3. If the positions match, update the arrays with the current index (incremented by 1 to avoid the default value of 0). This ensures that the mapping is consistent throughout the strings.
4. After completing the iteration, if no inconsistencies in the mappings are found, the strings are confirmed to be isomorphic. If any inconsistency is found during the iteration, return false immediately.

Code:

#include<bits/stdc++.h>
using namespace std;

class Solution {
public:
    bool isomorphicString(string s, string t) {
        // Arrays to store the last seen positions of characters in s and t
        int m1[256] = {0}, m2[256] = {0}; 
        
        // Length of the string
        int n = s.size(); 
        
        // Iterate through each character in the strings
        for (int i = 0; i < n; ++i) {
            // If the last seen positions of the current characters don't match, return false
            if (m1[s[i]] != m2[t[i]]) return false;
            
            // Update the last seen positions
            m1[s[i]] = i + 1;
            m2[t[i]] = i + 1;
        }
        
        // If all characters match, return true
        return true;
    }
};

// Main method for testing
int main() {
    Solution solution;
    string s = "egg";
    string t = "add";
    if (solution.isomorphicString(s, t)) {
        cout << "Strings are isomorphic." << endl;
    } else {
        cout << "Strings are not isomorphic." << endl;
    }
    return 0;
}

Step-by-Step Iteration:

For example: s = “foo”, t = “bar”

m1[256] and m2[256] are initialized to 0.

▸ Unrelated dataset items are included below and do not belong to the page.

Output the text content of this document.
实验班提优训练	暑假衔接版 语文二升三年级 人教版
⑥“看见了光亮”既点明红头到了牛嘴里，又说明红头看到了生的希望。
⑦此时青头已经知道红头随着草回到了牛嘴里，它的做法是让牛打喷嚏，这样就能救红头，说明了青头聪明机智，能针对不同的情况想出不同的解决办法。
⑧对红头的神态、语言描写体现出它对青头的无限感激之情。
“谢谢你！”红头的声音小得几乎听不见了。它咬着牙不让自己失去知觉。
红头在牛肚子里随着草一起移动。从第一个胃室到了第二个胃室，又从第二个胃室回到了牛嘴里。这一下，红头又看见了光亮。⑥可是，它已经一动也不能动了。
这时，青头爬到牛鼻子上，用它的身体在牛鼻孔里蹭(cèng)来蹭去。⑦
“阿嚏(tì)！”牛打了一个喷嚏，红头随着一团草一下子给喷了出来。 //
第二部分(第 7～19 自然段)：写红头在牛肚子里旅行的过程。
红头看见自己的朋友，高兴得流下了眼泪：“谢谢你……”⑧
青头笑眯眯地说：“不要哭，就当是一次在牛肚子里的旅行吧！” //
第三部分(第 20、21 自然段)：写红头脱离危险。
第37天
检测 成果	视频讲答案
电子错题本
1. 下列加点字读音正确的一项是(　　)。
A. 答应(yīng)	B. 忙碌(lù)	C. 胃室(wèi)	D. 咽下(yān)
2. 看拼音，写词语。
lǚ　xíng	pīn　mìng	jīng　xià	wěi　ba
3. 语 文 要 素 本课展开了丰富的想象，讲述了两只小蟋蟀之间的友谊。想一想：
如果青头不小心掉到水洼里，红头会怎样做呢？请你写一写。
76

The length of the string n = 3

1 Iteration 1 (i = 0):

• Characters:s[0] = 'f', t[0] = 'b'.
• Check Last Seen Positions:
  • m1['f'] is 0 (hasn't been seen before).
  • m2['b'] is 0 (hasn't been seen before).
• Positions match (0 == 0), so continue.
• Update Last Seen Positions:
  • m1['f'] = 1, m2['b'] = 1.

2 Iteration 2 (i = 1):

• Characters:s[1] = 'o', t[1] = 'a'.
• Check Last Seen Positions:
  • m1['o'] is 0 (hasn't been seen before).
  • m2['a'] is 0 (hasn't been seen before).
• Positions match (0 == 0), so continue.
• Update Last Seen Positions:
  • m1['o'] = 2, m2['a'] = 2.

3 Iteration 3 (i = 2):

• Characters:s[2] = 'o', t[2] = 'r'.
• Check Last Seen Positions:
  • m1['o'] is 2 (seen previously at index 1).
  • m2['r'] is 0 (hasn't been seen before).
• Mismatch Found: m1['o'] != m2['r'] (2 != 0), so return false.

Complexity Analysis:

• Time Complexity:O(N) where N is the length of the input strings, due to the single loop iterating through each character.
• Space Complexity:O(1) since the space used by the arrays is constant (256 fixed size) regardless of input size.